Record low temperatures across the Midwest put the electric grid to the test the last week of January. Our wholesale electricity provider, Great River Energy (GRE), carefully operated and monitored the electric system to ensure energy continued to reach homes, farms, and businesses across the state.
Great River Energy’s transmission system, which carries bulk electricity over long distances, proved resilient, even in -50 degree wind chills. “Our system performed great under extreme winter weather conditions thanks to our dedicated employees in the field and system operations,” said Priti Patel, GRE’s vice president and chief transmission officer. “They worked around the clock to keep the grid operating for our member-consumers.”

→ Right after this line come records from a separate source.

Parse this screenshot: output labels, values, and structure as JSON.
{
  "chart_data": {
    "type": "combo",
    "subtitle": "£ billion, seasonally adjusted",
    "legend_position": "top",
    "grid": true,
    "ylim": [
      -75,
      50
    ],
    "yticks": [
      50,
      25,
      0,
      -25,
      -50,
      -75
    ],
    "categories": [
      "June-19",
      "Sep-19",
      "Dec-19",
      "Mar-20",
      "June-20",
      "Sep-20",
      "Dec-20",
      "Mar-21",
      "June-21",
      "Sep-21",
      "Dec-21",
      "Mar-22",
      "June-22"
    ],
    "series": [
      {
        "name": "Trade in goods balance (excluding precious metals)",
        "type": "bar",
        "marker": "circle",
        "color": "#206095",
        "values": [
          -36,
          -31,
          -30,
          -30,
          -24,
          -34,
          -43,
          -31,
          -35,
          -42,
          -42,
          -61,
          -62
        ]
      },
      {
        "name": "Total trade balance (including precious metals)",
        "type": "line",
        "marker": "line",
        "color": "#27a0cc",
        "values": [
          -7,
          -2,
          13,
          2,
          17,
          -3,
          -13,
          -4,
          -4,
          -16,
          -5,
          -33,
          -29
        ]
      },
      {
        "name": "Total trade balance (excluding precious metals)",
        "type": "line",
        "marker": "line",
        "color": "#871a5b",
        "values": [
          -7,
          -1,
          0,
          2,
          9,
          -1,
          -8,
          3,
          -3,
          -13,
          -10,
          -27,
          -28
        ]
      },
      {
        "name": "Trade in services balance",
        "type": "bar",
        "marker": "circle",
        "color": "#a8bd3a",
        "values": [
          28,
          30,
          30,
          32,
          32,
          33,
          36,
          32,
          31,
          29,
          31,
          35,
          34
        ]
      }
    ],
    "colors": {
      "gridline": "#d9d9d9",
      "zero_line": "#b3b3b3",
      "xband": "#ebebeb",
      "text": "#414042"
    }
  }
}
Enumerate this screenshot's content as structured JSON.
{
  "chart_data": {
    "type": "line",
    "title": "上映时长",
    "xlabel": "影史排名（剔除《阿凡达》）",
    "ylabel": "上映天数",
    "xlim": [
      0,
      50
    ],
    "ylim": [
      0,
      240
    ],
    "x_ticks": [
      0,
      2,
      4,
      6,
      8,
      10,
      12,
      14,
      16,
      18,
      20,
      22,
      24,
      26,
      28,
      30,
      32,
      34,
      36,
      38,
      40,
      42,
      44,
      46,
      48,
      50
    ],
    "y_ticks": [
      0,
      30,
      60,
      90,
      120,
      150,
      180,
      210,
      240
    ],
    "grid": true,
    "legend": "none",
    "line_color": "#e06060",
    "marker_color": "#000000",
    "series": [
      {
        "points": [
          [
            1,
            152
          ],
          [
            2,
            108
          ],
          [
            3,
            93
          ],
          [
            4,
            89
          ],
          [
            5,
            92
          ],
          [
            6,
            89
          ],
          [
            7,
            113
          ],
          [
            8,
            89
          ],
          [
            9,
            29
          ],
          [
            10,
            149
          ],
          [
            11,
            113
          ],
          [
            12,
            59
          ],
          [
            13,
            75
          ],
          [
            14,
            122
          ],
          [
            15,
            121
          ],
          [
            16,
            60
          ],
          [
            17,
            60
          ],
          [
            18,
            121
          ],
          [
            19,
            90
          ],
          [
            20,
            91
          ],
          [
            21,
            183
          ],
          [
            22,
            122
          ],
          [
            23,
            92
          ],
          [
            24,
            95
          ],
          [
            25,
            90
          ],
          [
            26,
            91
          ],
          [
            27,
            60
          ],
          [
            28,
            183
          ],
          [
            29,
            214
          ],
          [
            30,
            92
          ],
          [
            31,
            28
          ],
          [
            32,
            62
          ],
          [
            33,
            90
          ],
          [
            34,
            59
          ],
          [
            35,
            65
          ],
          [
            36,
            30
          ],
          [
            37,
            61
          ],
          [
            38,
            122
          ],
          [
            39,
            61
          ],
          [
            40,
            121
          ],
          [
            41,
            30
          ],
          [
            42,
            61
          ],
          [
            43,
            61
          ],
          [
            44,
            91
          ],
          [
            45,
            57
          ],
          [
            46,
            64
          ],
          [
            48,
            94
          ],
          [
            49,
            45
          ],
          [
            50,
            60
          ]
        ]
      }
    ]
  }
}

When the weather drops to such dangerous temperatures, transmission crews shift their focus from routine maintenance to intensely monitoring the grid and fixing issues that arise due to cold temperatures, ice, and wind.
Great River Energy also worked with the regional grid operator, known as the Midcontinent Independent System Operator or MISO, and neighboring utilities to prepare for possible scenarios. On Jan. 30, MISO declared a maximum generation emergency event. By 2 p.m. that day, all available GRE power plants were called upon to operate through the evening. GRE’s Coal Creek Station, and Spiritwood Station power plants, which are designed to run without interruption, operated at full output throughout the extreme cold weather.
Our members depend on a reliable supply of electricity, and we were successful in providing energy through one of the most extreme polar temperatures in recent times.